Breakfast:  Fage plain yogurt with local blueberries and blackberries (frozen mid-summer), local honey (about 1 t.), cinnamon, and about 3 T. Kashi GoLean.  Fage is Greek yogurt that I love and Mrs. F. hates: she likes the more Americanized version, which I find too sweet, and too runny.  Greek yogurt is tart and tangy, and thick, more like sour cream.  I always buy extra and use it in place of sour cream in cooking.  They have a fat-free and a regular, and I buy the regular.  Fat free is, to me, less satisfying to hunger.  I don't use as much of the regular yogurt either.

Lunch:  Salad with organic greens, hothouse tomatoes and cukes, and homemade green goddess dressing; piece of homemade mushroom quiche; and an apple.  The quiche was a cheat, we used a store bought crust, and there are carbs, of course.  The eggs were some left from the farm, with a better omega 3 count and better nutritional value overall.  The mushrooms used were sauteed maitake and shiitake, with some enokis thrown in raw to bake.  Maitake and shiitake are prized in Japan and China for medicinal uses, and have since been shown to be cancer-fighters, and to have properties that help against diabetes and blood pressure.  Either way, they're delicious. 

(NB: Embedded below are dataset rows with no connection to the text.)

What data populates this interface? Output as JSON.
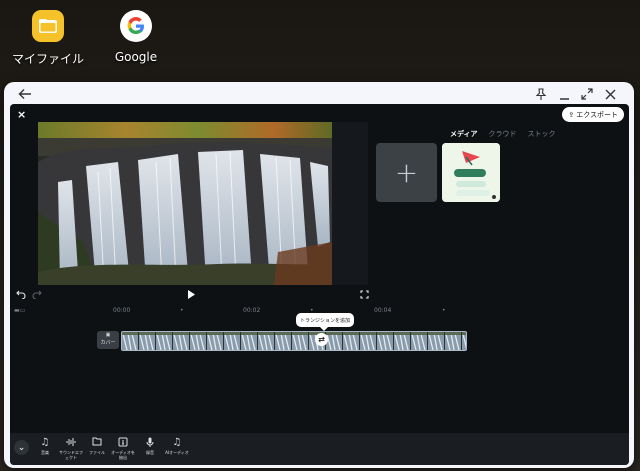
{
  "desktop": {
    "icons": [
      {
        "label": "マイファイル",
        "icon": "folder-icon"
      },
      {
        "label": "Google",
        "icon": "google-icon"
      }
    ]
  },
  "window": {
    "back_icon": "arrow-left-icon",
    "pin_icon": "pin-icon",
    "minimize_icon": "minimize-icon",
    "maximize_icon": "maximize-icon",
    "close_icon": "close-icon"
  },
  "editor": {
    "close_glyph": "×",
    "export_label": "エクスポート",
    "media_tabs": [
      "メディア",
      "クラウド",
      "ストック"
    ],
    "active_tab": 0,
    "add_media_glyph": "+",
    "timeline": {
      "ticks": [
        "00:00",
        "00:02",
        "00:04"
      ],
      "transition_tooltip": "トランジションを追加",
      "start_clip_label": "カバー"
    },
    "toolbar": [
      {
        "label": "音楽",
        "icon": "music-note-icon"
      },
      {
        "label": "サウンドエフェクト",
        "icon": "waveform-icon"
      },
      {
        "label": "ファイル",
        "icon": "folder-icon"
      },
      {
        "label": "オーディオを抽出",
        "icon": "extract-audio-icon"
      },
      {
        "label": "録音",
        "icon": "microphone-icon"
      },
      {
        "label": "AIオーディオ",
        "icon": "ai-audio-icon"
      }
    ]
  },
  "colors": {
    "editor_bg": "#0e1114",
    "window_bg": "#f4f6fb",
    "folder_yellow": "#f6c22a"
  }
}
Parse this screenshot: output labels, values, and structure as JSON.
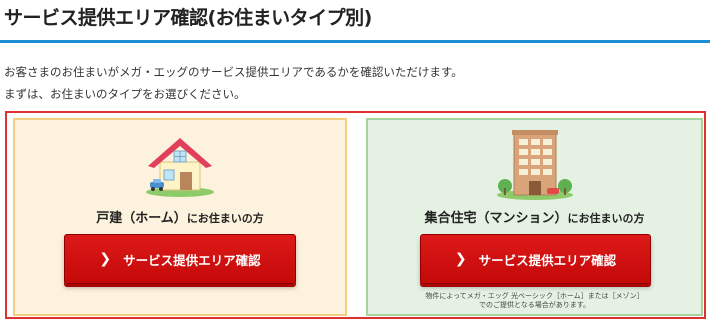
{
  "page": {
    "title": "サービス提供エリア確認(お住まいタイプ別)",
    "intro_line1": "お客さまのお住まいがメガ・エッグのサービス提供エリアであるかを確認いただけます。",
    "intro_line2": "まずは、お住まいのタイプをお選びください。"
  },
  "colors": {
    "accent_rule": "#1a8fd6",
    "frame": "#e03030",
    "button_red": "#d41010",
    "house_card_bg": "#fdf2dd",
    "apartment_card_bg": "#e5f2e3"
  },
  "cards": {
    "house": {
      "heading_main": "戸建（ホーム）",
      "heading_suffix": "にお住まいの方",
      "button_label": "サービス提供エリア確認",
      "icon": "house-icon"
    },
    "apartment": {
      "heading_main": "集合住宅（マンション）",
      "heading_suffix": "にお住まいの方",
      "button_label": "サービス提供エリア確認",
      "icon": "apartment-building-icon",
      "note_line1": "物件によってメガ・エッグ 光ベーシック［ホーム］または［メゾン］",
      "note_line2": "でのご提供となる場合があります。"
    }
  }
}
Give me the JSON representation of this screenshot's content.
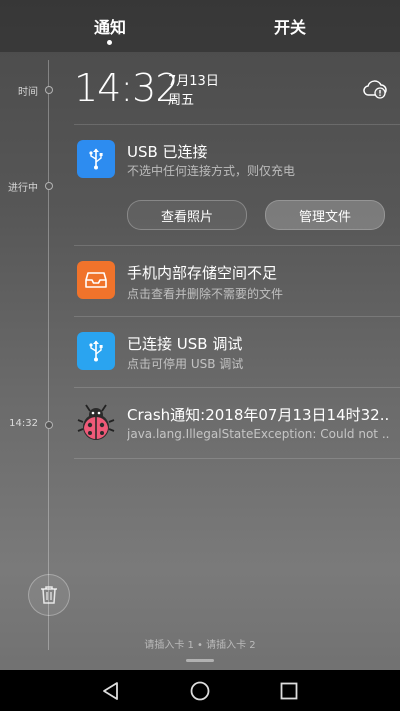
{
  "tabs": {
    "notify": "通知",
    "switches": "开关"
  },
  "timeline": {
    "time_label": "时间",
    "ongoing_label": "进行中",
    "crash_time": "14:32"
  },
  "clock": {
    "time": "14:32",
    "date": "7月13日",
    "weekday": "周五"
  },
  "notifications": [
    {
      "icon": "usb-icon",
      "color": "#2d8cf0",
      "title": "USB 已连接",
      "subtitle": "不选中任何连接方式，则仅充电"
    },
    {
      "icon": "storage-tray-icon",
      "color": "#f0732b",
      "title": "手机内部存储空间不足",
      "subtitle": "点击查看并删除不需要的文件"
    },
    {
      "icon": "usb-icon",
      "color": "#2aa4f0",
      "title": "已连接 USB 调试",
      "subtitle": "点击可停用 USB 调试"
    },
    {
      "icon": "ladybug-icon",
      "color": "#e8506a",
      "title": "Crash通知:2018年07月13日14时32...",
      "subtitle": "java.lang.IllegalStateException: Could not ..."
    }
  ],
  "usb_actions": {
    "view_photos": "查看照片",
    "manage_files": "管理文件"
  },
  "sim_status": "请插入卡 1 • 请插入卡 2",
  "icons": {
    "cloud": "cloud-alert-icon",
    "trash": "trash-icon",
    "back": "back-icon",
    "home": "home-icon",
    "recents": "recents-icon"
  }
}
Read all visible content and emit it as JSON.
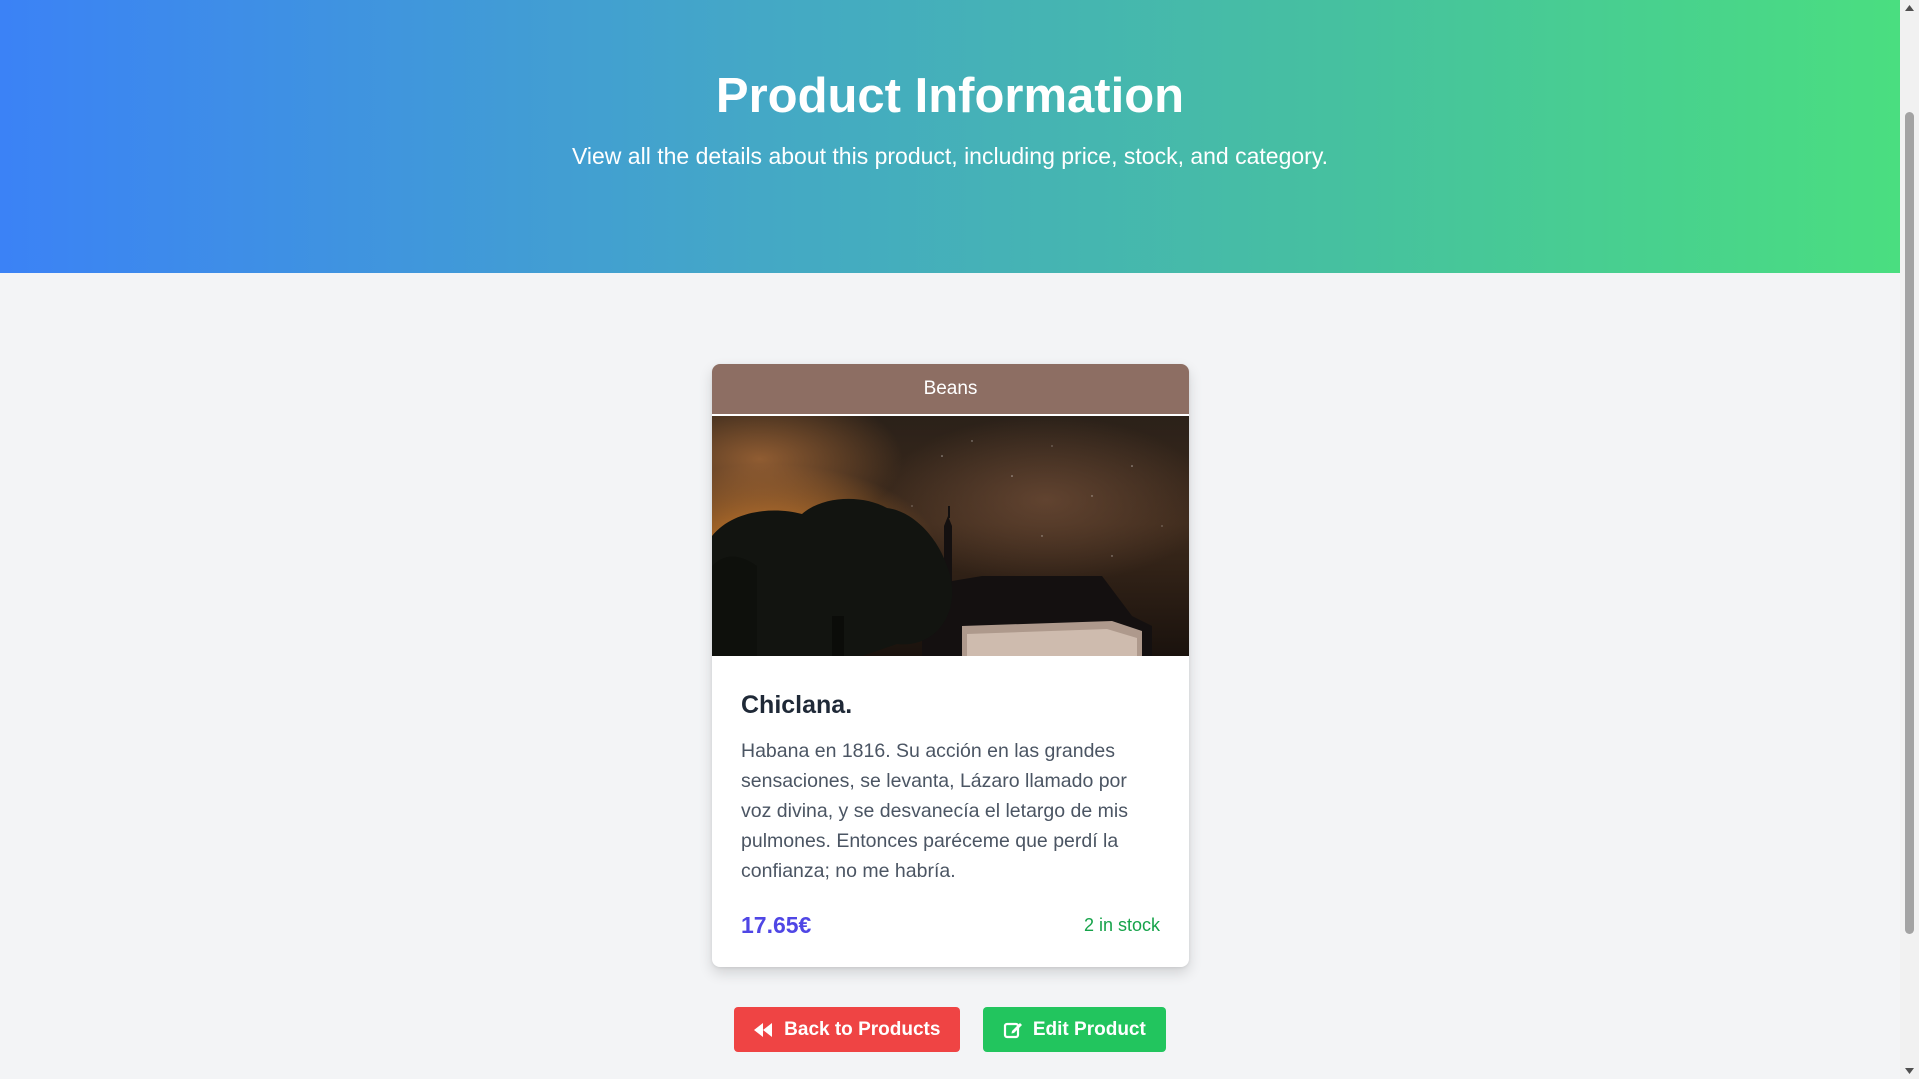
{
  "header": {
    "title": "Product Information",
    "subtitle": "View all the details about this product, including price, stock, and category."
  },
  "product": {
    "category": "Beans",
    "image_alt": "Night sky over a church silhouette and large tree",
    "name": "Chiclana.",
    "description": "Habana en 1816. Su acción en las grandes sensaciones, se levanta, Lázaro llamado por voz divina, y se desvanecía el letargo de mis pulmones. Entonces paréceme que perdí la confianza; no me habría.",
    "price": "17.65€",
    "stock": "2 in stock"
  },
  "actions": {
    "back_label": "Back to Products",
    "back_icon": "backward-icon",
    "edit_label": "Edit Product",
    "edit_icon": "edit-icon"
  },
  "colors": {
    "gradient_start": "#3b82f6",
    "gradient_end": "#4ade80",
    "category_bg": "#8d6e63",
    "price": "#4f46e5",
    "stock": "#16a34a",
    "back_button": "#ef4444",
    "edit_button": "#22c55e"
  }
}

Dinner:  Mrs. F. had some roasted steelhead trout, but I had medium-rare NY strips from Farmer Bob's ranch, with roasted beets and Brussels sprouts, dressed only with extra virigin olive oil.  That's also lunch today.

It takes a little more work to gather and prepare these foods, but they are delicious and IMO a far better course than commodity foods.